1570 год, январь, замок Татбери: Бесс
Мой муж граф возвращается из Лондона, и уста его замкнуты молчанием. Он так бледен, словно его снова одолела подагра. Когда я спрашиваю, не болен ли он, он молча качает головой. Тут я понимаю, что его гордости нанесена глубокая рана. Королева унизила его при других дворянах. Она не могла сделать с этим по праву высокомерным человеком ничего хуже, как допустить, что ему нельзя верить; это она и сделала.
Она могла бы отправить его на дыбу, это было бы то же самое, что сказать на людях, что она ему больше не доверяет. Он – один из знатнейших дворян Англии, а она обращается с ним, как с лживым слугой, которому отказывают от места за воровство. Да, эта королева любит пытки.
Не знаю, почему Елизавета стала такой жестокой, почему превращает старых друзей во врагов. Знаю, что она тревожна и склонна к глубоким страхам; я в прошлом видела ее больной от ужаса. Но она всегда умела распознавать друзей, она всегда полагалась на них. Не знаю, что заставило ее изменить всегдашней привычке лестью и обманом, желанием и прелестью удерживать вокруг себя двор и вынуждать мужчин плясать под ее дудку.
Должно быть, Сесил, сбивший ее со старого, надежного пути. Точно, это Сесил, который мешает законному возвращению шотландской королевы на престол, который заточил в тюрьму двух лордов, еще одного объявил изменником в бегах, а теперь говорит королеве, что моему мужу нельзя верить. Враждебность Сесила к другой королеве, ко всем папистам стала такой сильной, что он готов половину Англии обезглавить, чтобы их победить. Если Сесил, мой верный добрый друг, теперь полагает, что мой муж пошел против него, если он готов применить против нас всю свою мощь, тогда мы точно в опасности. Возвращение моего мужа из Лондона – всего лишь временное облегчение, и все, на что я рассчитывала, ненадежно, ни в чем нет уверенности.

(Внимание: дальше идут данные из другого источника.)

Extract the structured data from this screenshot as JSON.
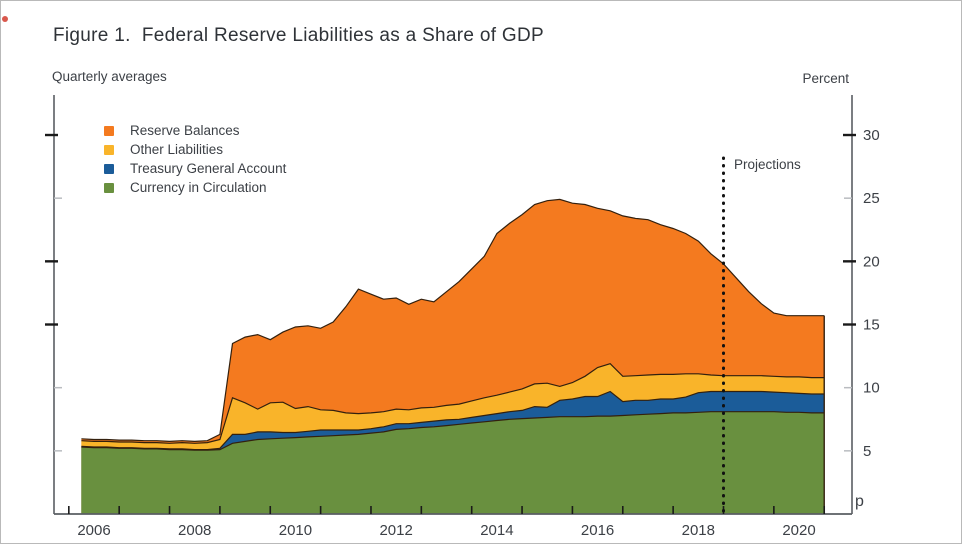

Я иду через двор, накинув на голову шаль для тепла, и холод и сырость Татбери проникают мне в самые кости сквозь зимние башмаки. Меня вызвали в конюшни, запас сена там так сократился, что мы не сможем продержаться всю зиму. Мне придется переслать сколько-то из Чатсуорта или докупить. Мы не можем себе позволить купить корм лошадям, я едва смогу позволить его перевоз. Но, сказать по правде, я не думаю ни о чем, кроме того, как справлюсь, если моего мужа обвинят. Что, если Сесил снова вызовет его в Лондон, так же как выпустил и позвал обратно Томаса Говарда? Что, если Сесил арестует моего мужа, как посмел арестовать Томаса Говарда? Если посадит его в Тауэр вместе с остальными? Кто бы подумал, что Сесил станет так велик, что пойдет против величайших лордов в стране? Что заявит, что интересы страны отличаются от интересов знатных лордов? Кто бы подумал, что Сесил скажет, что интересы страны совпадают с его собственными?
Сесил останется моим другом, я уверена. Мы слишком давно друг друга знаем, чтобы предать; мы слишком давно привыкли сверяться друг по другу. Мы выкроены из одной ткани, Сесил и я. Он не назовет меня предателем и не отправит в Тауэр. Но что с моим мужем графом? Не уронит ли он Джорджа?
Должна сказать, знай Сесил наверняка, что Джордж примкнул к его врагам, он бы действовал тут же и решительно. И, должна сказать, я бы не стала его винить. Все мы, дети Реформации, скоры на защиту того, чего достигли, быстро берем то, что нам не принадлежит. Сесил не позволил бы старым лордам Англии сбросить его только по той причине, что он – слуга, а они – знать. И я не позволю. Это мы, по крайней мере, друг про друга понимаем.
Мой муж граф не понимает никого из нас. Его нельзя винить. Он дворянин, а не тот, кто сделал себя сам, как Сесил. Он думает, что ему достаточно просто что-то решить – и его намерение осуществится. Он привык поднимать голову и находить под рукой то, что ему нужно. Он не знает, как мы с Сесилом знаем с детства, что, если чего-то хочешь, надо денно и нощно работать. А когда получишь – денно и нощно работать, чтобы это сохранить. Сейчас Сесил денно и нощно трудится над тем, чтобы умертвить королеву Шотландии, казнить ее друзей и пресечь власть старых лордов, которые поддерживают Марию и ненавидят его.
Я напишу Сесилу. Он понимает, что дома, земли и состояние значат для женщины, которая выросла, ничего не имея. Он может благосклонно выслушать жену, которая просит о безопасности любимого мужа. Он может быть щедр к новобрачной, попавшей в беду. Но если я попрошу сохранить мое состояние, он поймет, что тут речь о чем-то большем, чем чувства, – о деле.